The HHP board doesn’t think the word ‘plantation’ is offensive. Here’s why it is
In its recent email to the property owners of Hilton Head Plantation, the board of Hilton Head Plantation stated the following:
The Board realizes that many individuals are passionate about their feelings on both sides of this issue. Many comments were received from property owners; however, one property owner’s suggestion truly resonated with the Board. The property owner wrote in part, “We believe that the associated history is to be learned from — not to be deleted or rewritten….We also appreciate other peoples perceived sensitivities to the past unfairness or injustices.”
I read this statement from the Hilton Head Plantation board over and over to try to make sense of it.
History should not be “deleted or rewritten”?
“We also appreciate other peoples perceived sensitivities to the past unfairness or injustices”?
What?
Who are these “other peoples’”?
What is most disturbing is the term “perceived sensitivities.”
“Perceived?”
As if the horrors of slavery were just perceived and not real?!
For the Hilton Head Plantation board members to single this quote out as something that resonates with them just shows the obtuse insensitivity and complete lack of understanding they have regarding the issue of the word “plantation.”
The board needs to know that plantation slavery wasn’t a perceived injustice.

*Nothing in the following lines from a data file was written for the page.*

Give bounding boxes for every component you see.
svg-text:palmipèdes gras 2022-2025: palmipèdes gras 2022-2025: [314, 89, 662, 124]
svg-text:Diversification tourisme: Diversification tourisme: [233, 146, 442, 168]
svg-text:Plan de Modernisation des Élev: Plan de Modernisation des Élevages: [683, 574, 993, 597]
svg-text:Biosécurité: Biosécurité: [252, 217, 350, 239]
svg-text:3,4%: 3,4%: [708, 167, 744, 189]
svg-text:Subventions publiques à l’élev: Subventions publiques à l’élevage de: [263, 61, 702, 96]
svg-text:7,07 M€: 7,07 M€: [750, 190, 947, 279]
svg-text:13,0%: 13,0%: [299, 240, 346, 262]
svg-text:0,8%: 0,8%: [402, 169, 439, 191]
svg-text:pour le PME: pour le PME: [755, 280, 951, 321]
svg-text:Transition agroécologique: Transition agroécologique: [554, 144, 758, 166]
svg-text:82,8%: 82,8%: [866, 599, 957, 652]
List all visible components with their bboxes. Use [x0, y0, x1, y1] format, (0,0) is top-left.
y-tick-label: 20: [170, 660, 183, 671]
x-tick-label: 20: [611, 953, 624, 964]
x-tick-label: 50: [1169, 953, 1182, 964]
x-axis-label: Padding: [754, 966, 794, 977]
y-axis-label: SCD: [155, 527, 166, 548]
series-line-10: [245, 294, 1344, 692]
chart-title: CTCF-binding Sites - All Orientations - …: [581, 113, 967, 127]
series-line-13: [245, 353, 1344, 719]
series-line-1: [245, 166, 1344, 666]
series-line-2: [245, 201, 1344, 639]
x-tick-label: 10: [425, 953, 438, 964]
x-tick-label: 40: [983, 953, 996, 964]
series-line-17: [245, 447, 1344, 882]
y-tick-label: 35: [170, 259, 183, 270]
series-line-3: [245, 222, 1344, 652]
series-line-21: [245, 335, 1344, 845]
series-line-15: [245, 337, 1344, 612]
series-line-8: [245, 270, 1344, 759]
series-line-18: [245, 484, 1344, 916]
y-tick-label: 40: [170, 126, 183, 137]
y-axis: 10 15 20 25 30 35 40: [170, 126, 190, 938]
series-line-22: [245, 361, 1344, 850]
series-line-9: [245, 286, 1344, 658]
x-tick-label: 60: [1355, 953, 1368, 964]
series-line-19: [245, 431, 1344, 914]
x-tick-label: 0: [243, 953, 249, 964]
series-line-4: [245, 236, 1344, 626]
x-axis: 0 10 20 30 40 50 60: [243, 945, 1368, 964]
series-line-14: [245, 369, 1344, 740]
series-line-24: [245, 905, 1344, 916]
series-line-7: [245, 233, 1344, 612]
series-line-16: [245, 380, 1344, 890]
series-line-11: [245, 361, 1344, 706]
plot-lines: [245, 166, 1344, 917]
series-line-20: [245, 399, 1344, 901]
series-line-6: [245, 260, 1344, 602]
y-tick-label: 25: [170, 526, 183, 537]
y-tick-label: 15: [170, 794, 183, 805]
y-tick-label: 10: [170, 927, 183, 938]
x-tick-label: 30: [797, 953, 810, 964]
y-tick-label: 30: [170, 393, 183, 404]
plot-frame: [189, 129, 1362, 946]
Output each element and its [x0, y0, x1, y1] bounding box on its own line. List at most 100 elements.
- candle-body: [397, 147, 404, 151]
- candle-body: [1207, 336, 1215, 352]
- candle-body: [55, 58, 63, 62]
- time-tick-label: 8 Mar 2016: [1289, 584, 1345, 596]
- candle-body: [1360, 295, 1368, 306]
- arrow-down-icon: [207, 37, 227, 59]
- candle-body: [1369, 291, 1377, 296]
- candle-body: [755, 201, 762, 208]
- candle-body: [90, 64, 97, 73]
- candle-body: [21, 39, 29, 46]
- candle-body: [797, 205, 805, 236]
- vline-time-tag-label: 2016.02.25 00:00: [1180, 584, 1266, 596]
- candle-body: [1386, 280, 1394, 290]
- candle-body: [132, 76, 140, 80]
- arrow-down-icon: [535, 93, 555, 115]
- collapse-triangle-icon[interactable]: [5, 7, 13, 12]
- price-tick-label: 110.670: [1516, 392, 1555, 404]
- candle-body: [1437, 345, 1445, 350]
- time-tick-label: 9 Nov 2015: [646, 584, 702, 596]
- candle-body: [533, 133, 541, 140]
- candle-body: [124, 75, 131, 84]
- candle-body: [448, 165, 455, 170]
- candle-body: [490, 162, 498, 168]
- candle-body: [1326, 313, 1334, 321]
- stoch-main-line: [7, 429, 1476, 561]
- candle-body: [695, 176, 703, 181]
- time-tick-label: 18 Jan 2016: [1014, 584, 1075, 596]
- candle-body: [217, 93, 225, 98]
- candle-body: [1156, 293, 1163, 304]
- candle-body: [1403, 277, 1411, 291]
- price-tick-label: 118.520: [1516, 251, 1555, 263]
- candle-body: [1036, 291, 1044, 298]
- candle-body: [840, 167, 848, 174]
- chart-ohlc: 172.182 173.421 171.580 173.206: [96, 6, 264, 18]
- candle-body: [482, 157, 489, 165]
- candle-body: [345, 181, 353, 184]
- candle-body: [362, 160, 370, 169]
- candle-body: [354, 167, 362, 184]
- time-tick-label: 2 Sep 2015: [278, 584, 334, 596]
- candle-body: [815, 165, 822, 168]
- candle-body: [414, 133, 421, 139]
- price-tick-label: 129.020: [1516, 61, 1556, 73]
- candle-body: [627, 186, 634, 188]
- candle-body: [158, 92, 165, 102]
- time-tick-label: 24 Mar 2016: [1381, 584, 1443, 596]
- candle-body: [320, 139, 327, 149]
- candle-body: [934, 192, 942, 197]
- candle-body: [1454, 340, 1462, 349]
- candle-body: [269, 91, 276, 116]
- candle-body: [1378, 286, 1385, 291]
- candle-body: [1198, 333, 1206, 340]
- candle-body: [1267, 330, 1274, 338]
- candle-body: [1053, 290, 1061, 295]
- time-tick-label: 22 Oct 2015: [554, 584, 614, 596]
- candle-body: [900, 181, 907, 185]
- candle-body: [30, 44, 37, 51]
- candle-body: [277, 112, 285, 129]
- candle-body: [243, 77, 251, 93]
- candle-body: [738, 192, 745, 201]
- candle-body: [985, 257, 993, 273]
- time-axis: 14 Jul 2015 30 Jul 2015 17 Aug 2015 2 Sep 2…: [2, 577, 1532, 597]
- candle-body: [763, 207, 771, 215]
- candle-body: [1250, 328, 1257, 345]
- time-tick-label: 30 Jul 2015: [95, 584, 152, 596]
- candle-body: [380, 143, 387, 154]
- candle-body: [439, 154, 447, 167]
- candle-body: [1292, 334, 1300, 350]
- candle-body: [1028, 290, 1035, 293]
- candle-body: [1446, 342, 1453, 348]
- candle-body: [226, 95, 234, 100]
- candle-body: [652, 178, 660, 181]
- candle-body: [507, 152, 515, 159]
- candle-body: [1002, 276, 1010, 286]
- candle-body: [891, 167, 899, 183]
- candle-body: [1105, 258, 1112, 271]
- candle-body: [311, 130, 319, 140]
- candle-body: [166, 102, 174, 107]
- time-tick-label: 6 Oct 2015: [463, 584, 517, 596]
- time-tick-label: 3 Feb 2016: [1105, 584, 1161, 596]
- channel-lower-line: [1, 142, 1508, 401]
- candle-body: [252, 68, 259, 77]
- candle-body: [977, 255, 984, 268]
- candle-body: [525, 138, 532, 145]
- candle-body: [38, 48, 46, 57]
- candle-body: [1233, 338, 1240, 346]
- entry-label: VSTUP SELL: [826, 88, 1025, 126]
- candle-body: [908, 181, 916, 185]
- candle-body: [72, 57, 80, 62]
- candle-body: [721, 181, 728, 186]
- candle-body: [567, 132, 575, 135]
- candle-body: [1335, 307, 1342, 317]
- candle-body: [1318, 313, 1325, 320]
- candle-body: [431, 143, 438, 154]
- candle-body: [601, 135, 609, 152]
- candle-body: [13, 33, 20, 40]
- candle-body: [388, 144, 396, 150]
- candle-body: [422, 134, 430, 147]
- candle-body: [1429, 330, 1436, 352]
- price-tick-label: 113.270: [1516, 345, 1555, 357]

It was the darkest part of U.S. history — and it is one that is well documented, not imaginary.
A painful word
Let me clarify things by answering this question:
What is the significance of the term “plantation”?
A plantation is a large farm or estate dedicated to large-scale agricultural production.
But while plantations exist all over the world, they do so without the baggage that the term has in the American South.
In the American South — and that includes South Carolina and indeed Hilton Head itself — the term “plantation” is associated with slave plantations.
Slavery.
Far from calling for the past to be deleted or rewritten, those of us who are opposed to the word “plantation” recognize all too well its history and significance.
That is precisely why we don’t want to glorify this word.
That is precisely why we don’t want this word to be part of a housing development’s name.
The word’s cruel legacy
In a June article in The Island Packet, Hilton Head Plantation General Manager Peter Kristian was quoted as saying the name “Plantation” was intended to “denote a leisurely lifestyle and to recognize the history of the land.”
But in the American South, the term is inextricably linked to slavery.
In fact, to say that the word denotes a leisurely lifestyle is itself an attempt to delete and rewrite history — a history “perceived” of white slave master people sitting on the porch of a plantation house enjoying a cool breeze.
But in his description of a plantation as a place of leisure, Kristian ignored what actually took place on plantations:
▪ Forced labor coupled with violence.
▪ Beatings.
▪ Rape.
▪ The buying and selling of human beings.
Carolyn Randall Williams, a poet and college professor, described it well when she wrote that the South “is a space whose prosperity and sense of romance and nostalgia were built upon the grievous exploitation of black life.”
Offensive to all
It pains me to write this piece.
I can’t believe that in 2020 I have to explain that plantation slavery was horrible, and that holding on to the term “plantation” is an affront to all people who love freedom and justice.
You don’t have to be a descendant of slaves to be offended by the term as a label for your home.
Having the term as part of the name of a community is a way to glorify the term and, by extension, glorify slavery. That is precisely why other communities on the island have decided not to use “plantation” in their marketing.
Understanding history
I agree with the board that we need to understand history.
There are lots of books on the subject, and I would like to suggest these sources for starters:
▪ “Local Color: The Southern Plantation in Popular Culture” by Jessica Adams.
This article, which appears in the Spring 1999 edition of the publication Cultural Critique, describes the how the term “plantation” has been romanticized and distorted by popular culture such as the film “Gone With the Wind.”
▪ The book “Black Majority” by Peter Wood documents the Black majority in colonial South Carolina and the specific importance of buying skilled men and women from rice-growing regions of West Africa to work on Lowcountry rice-growing plantations.
▪ “Down by the Riverside: A South Carolina Slave Community” is a book by Charles Joyner, a historian and anthropologist, that details life in a Lowcountry community and its links to the Gullah language.
▪ “South Carolina Slavery — Buying and Selling Human Beings” is a section on the state’s website that examines the history of slavery in South Carolina.
Visit https://www.sciway.net/afam/slavery/flesh.html to see the section.
▪ “You Want a Confederate Monument? My Body is a Confederate Monument” is a beautifully written New York Times Opinion piece by the aforementioned Carolyn Randall Williams about her family’s story and the implications of glorifying the symbols of the South.
William Patterson was a career diplomat with the U.S. Agency for International Development and has served in Africa, the Middle East, Asia and Latin America. A South Carolina native, Patterson has a Ph.D. from Cornell University. He currently holds the John C. West Chair of American Government and International Politics at the Citadel. He is a resident of HHP.